Иван сделал вид, что не понял.

— Как сосуществовать будем? — уточнил Глухов, внимательно рассматривая лесничего. — Сколько мы работаем, а общего языка не находим. В таких случаях обычно расстаются.

— У меня тут родина. Я отсюда уезжать не собираюсь, — дрогнувшим голосом сказал Иван.

— Место рождения еще ни о чем не говорит, — мягко возразил директор. Он все разглядывал собеседника в упор, и его синие глаза были ясны, спокойны. — Вы человек взрослый. Поймите сами: люди разболтаны, мне очень трудно с ними, а вы, лесничий, вместо того чтобы помочь, мешаете. Восстанавливаете против меня людей… Я долго к вам присматривался. Человек вы неглупый, тайгу знаете. Поэтому и терплю вас. Другой бы давно от вас всякими правдами и неправдами освободился.

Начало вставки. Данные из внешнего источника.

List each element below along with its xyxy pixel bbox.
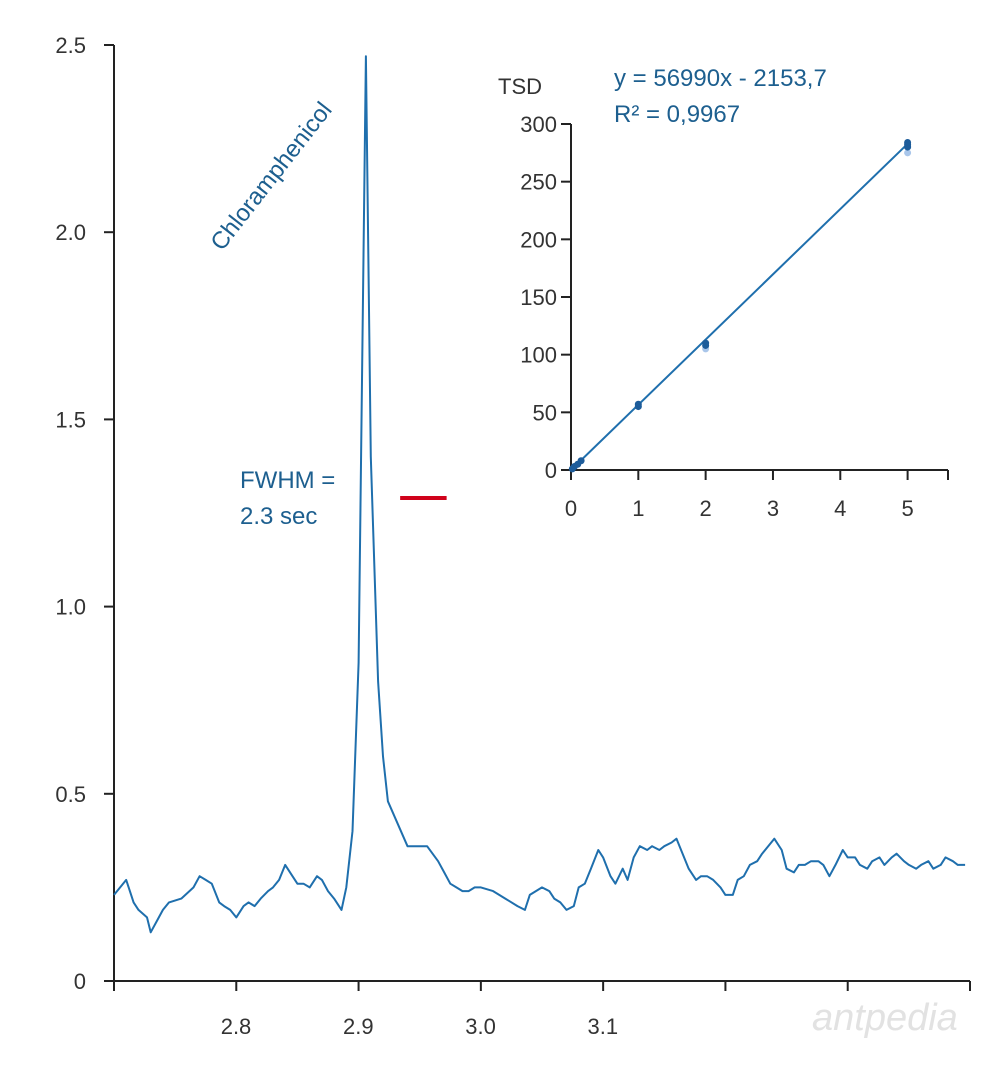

— Я не понимаю, о чем вы говорите?

Глухов досадливо отмахнулся.

— Почему вы все делаете наперекор?

— Далеко не все. — Иван прямо глянул в холодноватые глаза. — Но, если хотите откровенно…

— Откровенно, конечно.

— Тогда скажите, долго вы рассчитываете быть в Полуденном? Я понимаю, вопрос нескромный…

— Да, странный вопрос.

— Возможно, и неприличный, но, по-моему, существенный. Вы действуете так, будто приехали на время, полагаетесь лишь на себя, другим не доверяете, даже мне, лесничему. Вот хотя бы с Клубковым. Все провернули за моей спиной.

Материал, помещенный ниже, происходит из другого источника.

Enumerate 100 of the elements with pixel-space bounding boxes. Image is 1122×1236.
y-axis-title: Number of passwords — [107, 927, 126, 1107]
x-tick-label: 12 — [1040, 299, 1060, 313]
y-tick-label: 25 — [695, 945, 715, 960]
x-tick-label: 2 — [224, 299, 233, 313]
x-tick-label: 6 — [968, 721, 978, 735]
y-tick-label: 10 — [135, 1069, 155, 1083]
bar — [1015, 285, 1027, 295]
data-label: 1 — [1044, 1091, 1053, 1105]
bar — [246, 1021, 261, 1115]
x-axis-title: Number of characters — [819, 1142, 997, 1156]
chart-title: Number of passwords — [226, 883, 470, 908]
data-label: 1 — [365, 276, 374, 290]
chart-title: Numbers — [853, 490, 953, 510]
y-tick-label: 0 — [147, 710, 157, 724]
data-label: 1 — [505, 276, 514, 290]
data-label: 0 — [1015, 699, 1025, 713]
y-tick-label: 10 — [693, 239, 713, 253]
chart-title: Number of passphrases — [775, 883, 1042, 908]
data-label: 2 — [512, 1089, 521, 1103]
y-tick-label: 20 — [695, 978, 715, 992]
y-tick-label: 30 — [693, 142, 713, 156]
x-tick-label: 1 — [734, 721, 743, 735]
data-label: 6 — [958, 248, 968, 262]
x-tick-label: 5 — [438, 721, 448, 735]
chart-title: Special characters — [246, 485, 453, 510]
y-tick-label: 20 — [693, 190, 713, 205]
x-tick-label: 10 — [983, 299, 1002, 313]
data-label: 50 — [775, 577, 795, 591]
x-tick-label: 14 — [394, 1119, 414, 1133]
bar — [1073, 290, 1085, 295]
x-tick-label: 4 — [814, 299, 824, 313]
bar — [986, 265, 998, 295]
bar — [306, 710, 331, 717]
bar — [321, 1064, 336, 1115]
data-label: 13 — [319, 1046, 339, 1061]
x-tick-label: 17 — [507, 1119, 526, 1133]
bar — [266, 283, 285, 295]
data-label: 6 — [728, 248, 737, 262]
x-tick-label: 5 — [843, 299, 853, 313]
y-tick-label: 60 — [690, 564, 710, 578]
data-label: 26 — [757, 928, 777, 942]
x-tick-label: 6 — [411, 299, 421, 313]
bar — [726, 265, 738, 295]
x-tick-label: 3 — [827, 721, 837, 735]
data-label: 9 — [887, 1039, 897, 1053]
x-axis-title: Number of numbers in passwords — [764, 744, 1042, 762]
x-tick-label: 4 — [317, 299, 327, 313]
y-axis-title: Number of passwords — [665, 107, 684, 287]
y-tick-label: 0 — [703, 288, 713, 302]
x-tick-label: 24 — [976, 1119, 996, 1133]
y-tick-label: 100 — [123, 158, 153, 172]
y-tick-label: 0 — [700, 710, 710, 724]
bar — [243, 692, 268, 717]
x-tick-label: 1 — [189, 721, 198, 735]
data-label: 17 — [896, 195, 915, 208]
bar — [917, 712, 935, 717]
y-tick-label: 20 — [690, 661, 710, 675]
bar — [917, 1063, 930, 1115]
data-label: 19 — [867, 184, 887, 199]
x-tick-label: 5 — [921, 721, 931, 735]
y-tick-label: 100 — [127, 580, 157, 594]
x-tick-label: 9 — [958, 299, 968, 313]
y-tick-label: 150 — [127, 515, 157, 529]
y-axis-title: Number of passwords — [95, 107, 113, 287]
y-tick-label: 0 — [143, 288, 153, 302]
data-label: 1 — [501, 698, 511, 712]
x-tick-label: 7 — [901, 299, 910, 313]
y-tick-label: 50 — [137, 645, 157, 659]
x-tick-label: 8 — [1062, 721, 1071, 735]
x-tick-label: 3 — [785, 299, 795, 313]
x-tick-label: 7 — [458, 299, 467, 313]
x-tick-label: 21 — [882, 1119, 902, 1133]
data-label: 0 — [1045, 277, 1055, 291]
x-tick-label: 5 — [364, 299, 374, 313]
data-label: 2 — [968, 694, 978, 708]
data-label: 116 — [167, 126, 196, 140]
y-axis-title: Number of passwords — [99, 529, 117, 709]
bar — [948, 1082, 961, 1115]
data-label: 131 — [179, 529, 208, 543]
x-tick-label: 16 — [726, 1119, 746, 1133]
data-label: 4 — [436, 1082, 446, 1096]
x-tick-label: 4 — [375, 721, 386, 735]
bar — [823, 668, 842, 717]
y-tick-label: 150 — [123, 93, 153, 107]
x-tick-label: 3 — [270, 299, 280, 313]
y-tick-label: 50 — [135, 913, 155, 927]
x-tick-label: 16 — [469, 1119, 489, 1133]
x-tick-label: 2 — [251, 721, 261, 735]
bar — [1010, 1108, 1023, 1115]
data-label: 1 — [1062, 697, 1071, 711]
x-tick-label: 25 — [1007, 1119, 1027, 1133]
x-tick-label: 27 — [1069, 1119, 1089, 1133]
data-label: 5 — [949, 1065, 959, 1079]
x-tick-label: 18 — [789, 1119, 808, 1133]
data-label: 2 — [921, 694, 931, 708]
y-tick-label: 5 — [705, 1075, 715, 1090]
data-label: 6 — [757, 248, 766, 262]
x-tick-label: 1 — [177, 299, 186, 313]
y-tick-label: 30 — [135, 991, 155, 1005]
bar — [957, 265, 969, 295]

— Боялся, помешаете. Он браконьер, и мы его выселим обязательно, чего бы это ни стоило, — сухощавое лицо Глухова затвердело. — Вы, как я слышал, родственники.

— Волк с собакой тоже родственники.

— Какие там у вас отношения, не мое дело. Вообще-то я, откровенно говоря, удивился, что вы вели себя с ним как положено. Это в какой-то мере делает вам честь.

— Ну вот, видите, удивились! Значит, вы были уверены, что я поступлю иначе? А потом — зачем это перегораживание реки…

— Кто вам об этом сказал?

— Неважно.

— Для меня важно.

— Дмитрий Иванович, пусть браконьер, но перегораживание — штука нечестная. Не так надо.

— А он честно поступает, сам Клубков?

— Но ведь мы-то не браконьеры. Мы по другим законам живем. Зачем нам равняться на Клубкова. Вы не подумайте, что защищаю. У меня с ним свои счеты. Вот! — вытряхнул из свертка соболей. — Моей жене преподнес, чтобы повлияла.

Глухов острыми глазами оглядел шкурки, подержал на ладони, словно взвешивая, и положил в стол.